Is this the desired behavior when the offered config does not match the config from the server? Some options include:

  1. Ignore silently as described
  2. Check the configs for equality and attempt to update the consumer, passing on any update errors to the user
  3. Check the configs for equality and reject any changes without trying to update
  4. Reject any attempt to create a subscription against an existing durable unless the subscription is a bind subscription
  5. Ask server to do update and see if it fails.
ripienaar commented 2 years ago

Consumers cannot be updated. The only property that’s mutable is the deliver subject.
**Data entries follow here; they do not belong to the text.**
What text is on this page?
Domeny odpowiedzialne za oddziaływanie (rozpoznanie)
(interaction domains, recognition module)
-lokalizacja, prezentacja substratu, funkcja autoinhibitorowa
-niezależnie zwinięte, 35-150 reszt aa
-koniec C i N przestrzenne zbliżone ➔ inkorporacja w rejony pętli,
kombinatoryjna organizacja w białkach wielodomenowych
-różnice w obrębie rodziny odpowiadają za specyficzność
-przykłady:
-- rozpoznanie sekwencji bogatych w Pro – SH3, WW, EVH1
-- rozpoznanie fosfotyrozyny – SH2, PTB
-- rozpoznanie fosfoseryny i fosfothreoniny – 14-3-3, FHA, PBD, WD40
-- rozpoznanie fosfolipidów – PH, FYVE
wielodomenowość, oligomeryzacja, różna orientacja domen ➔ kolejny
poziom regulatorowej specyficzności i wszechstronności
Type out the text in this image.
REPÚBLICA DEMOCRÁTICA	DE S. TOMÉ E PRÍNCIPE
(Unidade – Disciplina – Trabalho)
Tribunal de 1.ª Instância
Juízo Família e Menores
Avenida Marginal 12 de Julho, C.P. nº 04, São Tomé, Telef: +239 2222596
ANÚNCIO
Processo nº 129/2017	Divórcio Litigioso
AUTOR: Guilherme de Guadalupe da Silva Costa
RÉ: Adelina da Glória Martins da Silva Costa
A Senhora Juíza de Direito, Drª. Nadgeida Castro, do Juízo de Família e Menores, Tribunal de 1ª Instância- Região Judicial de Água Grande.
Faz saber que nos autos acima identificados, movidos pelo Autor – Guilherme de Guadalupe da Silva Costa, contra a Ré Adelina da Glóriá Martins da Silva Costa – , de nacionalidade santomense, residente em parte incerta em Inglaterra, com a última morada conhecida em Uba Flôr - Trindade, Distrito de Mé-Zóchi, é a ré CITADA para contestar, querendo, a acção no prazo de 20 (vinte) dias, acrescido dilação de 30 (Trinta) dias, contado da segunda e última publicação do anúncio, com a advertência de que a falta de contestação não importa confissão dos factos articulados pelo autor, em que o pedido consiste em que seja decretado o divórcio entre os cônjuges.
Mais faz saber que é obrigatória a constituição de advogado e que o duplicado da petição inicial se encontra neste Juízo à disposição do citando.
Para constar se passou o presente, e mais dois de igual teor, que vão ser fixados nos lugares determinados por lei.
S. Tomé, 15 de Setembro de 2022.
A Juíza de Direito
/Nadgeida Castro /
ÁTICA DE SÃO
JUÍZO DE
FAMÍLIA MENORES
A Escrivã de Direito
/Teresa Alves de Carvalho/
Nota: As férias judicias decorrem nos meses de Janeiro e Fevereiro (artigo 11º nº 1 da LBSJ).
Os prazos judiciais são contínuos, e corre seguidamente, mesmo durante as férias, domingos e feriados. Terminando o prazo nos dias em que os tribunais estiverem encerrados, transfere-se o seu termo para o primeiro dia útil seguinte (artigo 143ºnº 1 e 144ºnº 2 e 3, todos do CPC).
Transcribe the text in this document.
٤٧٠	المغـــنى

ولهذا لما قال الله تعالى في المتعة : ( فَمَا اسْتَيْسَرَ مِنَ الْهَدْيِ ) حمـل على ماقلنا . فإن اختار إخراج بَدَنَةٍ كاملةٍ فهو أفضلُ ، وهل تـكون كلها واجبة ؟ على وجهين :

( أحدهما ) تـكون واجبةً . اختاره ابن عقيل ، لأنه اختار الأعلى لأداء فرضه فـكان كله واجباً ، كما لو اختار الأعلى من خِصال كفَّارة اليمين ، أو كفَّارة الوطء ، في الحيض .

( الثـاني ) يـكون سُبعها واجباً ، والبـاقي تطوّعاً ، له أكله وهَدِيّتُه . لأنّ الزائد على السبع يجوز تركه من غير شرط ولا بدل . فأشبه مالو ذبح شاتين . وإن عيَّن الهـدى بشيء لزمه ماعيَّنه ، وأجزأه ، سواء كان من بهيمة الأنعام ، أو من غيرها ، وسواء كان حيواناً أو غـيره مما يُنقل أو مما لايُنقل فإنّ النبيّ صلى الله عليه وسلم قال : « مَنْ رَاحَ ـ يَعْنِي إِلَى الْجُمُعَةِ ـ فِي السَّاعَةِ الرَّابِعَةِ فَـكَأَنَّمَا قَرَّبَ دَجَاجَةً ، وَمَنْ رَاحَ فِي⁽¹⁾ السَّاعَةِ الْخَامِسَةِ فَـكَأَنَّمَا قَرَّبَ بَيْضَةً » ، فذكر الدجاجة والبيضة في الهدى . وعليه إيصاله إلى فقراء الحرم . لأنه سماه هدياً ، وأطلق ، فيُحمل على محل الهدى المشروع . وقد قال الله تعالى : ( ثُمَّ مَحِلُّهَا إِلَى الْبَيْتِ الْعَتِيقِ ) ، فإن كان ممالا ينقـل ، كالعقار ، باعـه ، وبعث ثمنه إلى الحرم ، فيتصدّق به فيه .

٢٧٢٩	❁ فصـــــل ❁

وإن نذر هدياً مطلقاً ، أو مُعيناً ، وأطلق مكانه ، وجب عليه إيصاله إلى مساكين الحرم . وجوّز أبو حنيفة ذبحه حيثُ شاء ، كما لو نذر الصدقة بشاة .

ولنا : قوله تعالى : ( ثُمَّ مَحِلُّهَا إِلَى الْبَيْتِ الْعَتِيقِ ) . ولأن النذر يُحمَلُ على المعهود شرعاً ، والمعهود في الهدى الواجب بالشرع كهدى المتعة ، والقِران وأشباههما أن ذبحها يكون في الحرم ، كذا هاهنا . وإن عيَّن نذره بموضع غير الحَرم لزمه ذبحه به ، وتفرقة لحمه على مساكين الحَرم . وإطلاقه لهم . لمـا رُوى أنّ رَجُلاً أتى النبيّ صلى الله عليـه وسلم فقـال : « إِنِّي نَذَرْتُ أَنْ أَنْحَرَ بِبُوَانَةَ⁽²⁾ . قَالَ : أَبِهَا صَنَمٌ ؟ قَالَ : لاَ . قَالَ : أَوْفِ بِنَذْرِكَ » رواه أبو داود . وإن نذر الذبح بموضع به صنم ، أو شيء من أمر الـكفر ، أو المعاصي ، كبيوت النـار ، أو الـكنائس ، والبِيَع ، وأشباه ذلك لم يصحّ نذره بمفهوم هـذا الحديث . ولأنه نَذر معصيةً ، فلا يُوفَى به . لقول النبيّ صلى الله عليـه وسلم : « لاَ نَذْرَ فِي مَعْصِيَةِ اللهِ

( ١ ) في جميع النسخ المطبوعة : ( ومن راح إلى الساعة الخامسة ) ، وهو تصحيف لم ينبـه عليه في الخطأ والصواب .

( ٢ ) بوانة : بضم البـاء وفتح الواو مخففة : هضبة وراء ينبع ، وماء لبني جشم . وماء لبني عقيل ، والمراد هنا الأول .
scottf commented 2 years ago

Consumers cannot be updated. The only property that’s mutable is the deliver subject.

That should probably rule out option 2.

ripienaar commented 2 years ago

Iirc the server treats consumer updates as idempotent. So if a update happens that isn’t identical (other than subject) it would cause an error. Essentially we have 3 now.

I need to double check this is from memory how it works

kozlovic commented 2 years ago

Remember that the library will more often do a lookup first. So the issue that @scottf you are reporting is likely that the "subscribe" call does not match what the consumer config is already is, and you should be testing that what config is passed (when it is passed, that's the key) to the "subscribe" call matches what is found in the consumer config object returned by the lookup. Some background: https://github.com/nats-io/nats.go/pull/803

scottf commented 2 years ago

@kozlovic Yes, this is the "subscribe" call does not match the existing consumer. As a team we agreed to gather consensus before implementing client features. The behavior implemented in 803 was not, AFAIK discussed with the team. I made this issue for the purpose of gaining consensus before I learned about 803. @ColinSullivan1 @aricart @wallyqs @ripienaar @variadico please vote on 1, 3 or 4

  1. Ignore silently as described
  2. [Ruled Out] Check the configs for equality and attempt to update the consumer, passing on any update errors to the user
  3. Check the configs for equality and reject any changes without trying to update
  4. Reject any attempt to create a subscription against an existing durable unless the subscription is a bind subscription
scottf commented 2 years ago

My order of preference is 4, 3, 1. 4 would essentially prefer (but not require) that durable consumers should be made ahead of time, before subscriptions, which seems like a reasonable idea.

bruth commented 1 year ago

Now that a handful consumer options can be updated, I presume it is safer/simpler to have the server reject the update?

marthaCP commented 1 year ago

This will be addressed with JS Simplification - this is the problem JS Simpl will fix.